Die vergangenen Wochen waren für die Opfer des Brokerhauses Quaestor vor allem eins: ein ständiges emotionales Auf und Ab. Nachdem es lange Zeit keinerlei Kommunikation und Aufklärung gab, scheint es so, als ob die Situation für zumindest den Großteil der Opfer sich lösen könnte. Die Budapester Zeitung sprach mit Dr. Ildikó Stefánkovits, die als Anwältin mehrere der Quaestor-Opfer berät.
Was ist der derzeitige Status quo in Sachen Quaestor?
Seit dem 6. Mai können Quaestor-Opfer, die Quaestor Hrurira Kft. Aktien gekauft hatten, ihre Entschädigungsforderung einreichen. Für diesen Zweck wurde eigens ein Fonds eingerichtet. Diejenigen Geschädigten, die andere Wertpapiere oder Bargeld in der Bank haben, wenden sich mit ihren Entschädigungsansprüchen an den Konkursverwalter der Quaestor Értékpapír Zrt., die sich seit dem 22. April Jahres im Konkursverfahren befindet. Die Quaestor Hrurira Kft. – die Kft., die Aktien im Wert von 150 Milliarden Forint ausgegeben hat – ist laut dem Handelsregister noch immer eine funktionierende Firma. Im Gegensatz dazu hieß es Anfang April noch, die Quaestor Hrurira Kft. befinde sich im Insolvenzverfahren. Die Gelder der Kft. sind wegen eines laufenden Ermittlungsverfahrens zwar gesperrt, allerdings ist sie laut Ungarischer Nationalbank weiterhin aktiv beim Verkauf von Wertpapieren.

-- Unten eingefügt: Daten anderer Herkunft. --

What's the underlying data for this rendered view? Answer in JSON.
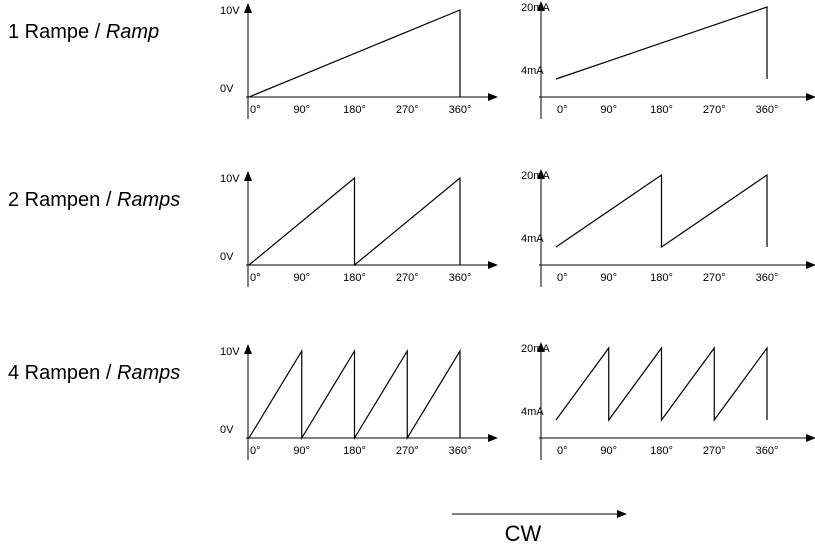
{
  "rows": [
    {
      "label_prefix": "1 Rampe / ",
      "label_italic": "Ramp",
      "ramps": 1,
      "voltage": {
        "y_low": "0V",
        "y_high": "10V",
        "x_ticks": [
          "0°",
          "90°",
          "180°",
          "270°",
          "360°"
        ]
      },
      "current": {
        "y_low": "4mA",
        "y_high": "20mA",
        "x_ticks": [
          "0°",
          "90°",
          "180°",
          "270°",
          "360°"
        ]
      }
    },
    {
      "label_prefix": "2 Rampen / ",
      "label_italic": "Ramps",
      "ramps": 2,
      "voltage": {
        "y_low": "0V",
        "y_high": "10V",
        "x_ticks": [
          "0°",
          "90°",
          "180°",
          "270°",
          "360°"
        ]
      },
      "current": {
        "y_low": "4mA",
        "y_high": "20mA",
        "x_ticks": [
          "0°",
          "90°",
          "180°",
          "270°",
          "360°"
        ]
      }
    },
    {
      "label_prefix": "4 Rampen / ",
      "label_italic": "Ramps",
      "ramps": 4,
      "voltage": {
        "y_low": "0V",
        "y_high": "10V",
        "x_ticks": [
          "0°",
          "90°",
          "180°",
          "270°",
          "360°"
        ]
      },
      "current": {
        "y_low": "4mA",
        "y_high": "20mA",
        "x_ticks": [
          "0°",
          "90°",
          "180°",
          "270°",
          "360°"
        ]
      }
    }
  ],
  "direction": {
    "label": "CW"
  }
}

Bis zu welcher Größenordnung können Entschädigungsansprüche geltend gemacht werden?
Bisher kennen wir nur die Zahlen aus den Medien, nachdem Wertpapiere im Wert von 150 Milliarden Forint verkauft worden sind, teils mit, teils ohne Genehmigung. Theoretisch ist dies also auch die Summe der Entschädigung.
Wird bei der Entschädigung nur das angelegte Geld zurückgezahlt oder mitsamt aufgelaufener Zinsen?
Im Rahmen der Entschädigung wird der Quaestor Entschädigungsfond lediglich den Nominalwert der Aktien auszahlen und nicht das angelegte Geld.
Wer kann seinen Anspruch auf Entschädigung geltend machen?
Jeder, der über Aktien der Quaestor Hrurira verfügt. Dabei ist es irrelevant, ob die Wertpapiere von Quaestor direkt oder über einen zu Quaestor gehörenden Drittanbieter gekauft wurden.
Wie kann die Entschädigung beantragt werden?
Seit dem 6. Mai können die Ansprüche beim Entschädigungsfonds der Quaestor-Geschädigten eingereicht werden. Von dort wird innerhalb von 30 Tagen der Anspruch auf Entschädigung anerkannt oder abgelehnt. Im Falle der Anerkennung wird binnen 30 Tagen gezahlt. Im Falle der Ablehnung der Ansprüche gibt es keine Rechtsmittel.
In der seit Wochen andauernden Causa Quaestor haben sich zwei Menschen aus Verzweiflung das Leben genommen. Was geschieht mit ihren Schadensansprüchen?
Die Wertpapiere gehen als Teil des Erbes an die Hinterbliebenen, die als neue Besitzer das Entschädigungsverfahren initiieren können. Das Ganze läuft nach den allgemeinen Regeln des Erbrechts, allerdings braucht die Umsetzung der Entschädigung in diesem Falle selbstverständlich mehr Zeit.
Wird es eine Art „Schmerzensgeld“ für die Geschädigten geben?
Nein, derlei ist nicht im Gespräch.
Wer wird die Entschädigung letztlich zahlen?
Die Geschädigten werden ausschließlich mit dem Entschädigungsfond für Quaestor-Geschädigte in Kontakt sein, denn dieser wird auch die Zahlungen vornehmen. Das Geld für die Entschädigungen stammt dabei zum Teil von der Beva (Versicherungsfonds für Wertpapiere – Anm.), die bis zu einer Entschädigungssumme von sechs Millionen pro Person einspringt. Die Beva übernimmt daneben auch die Organisation und Leitung des Entschädigungsfonds.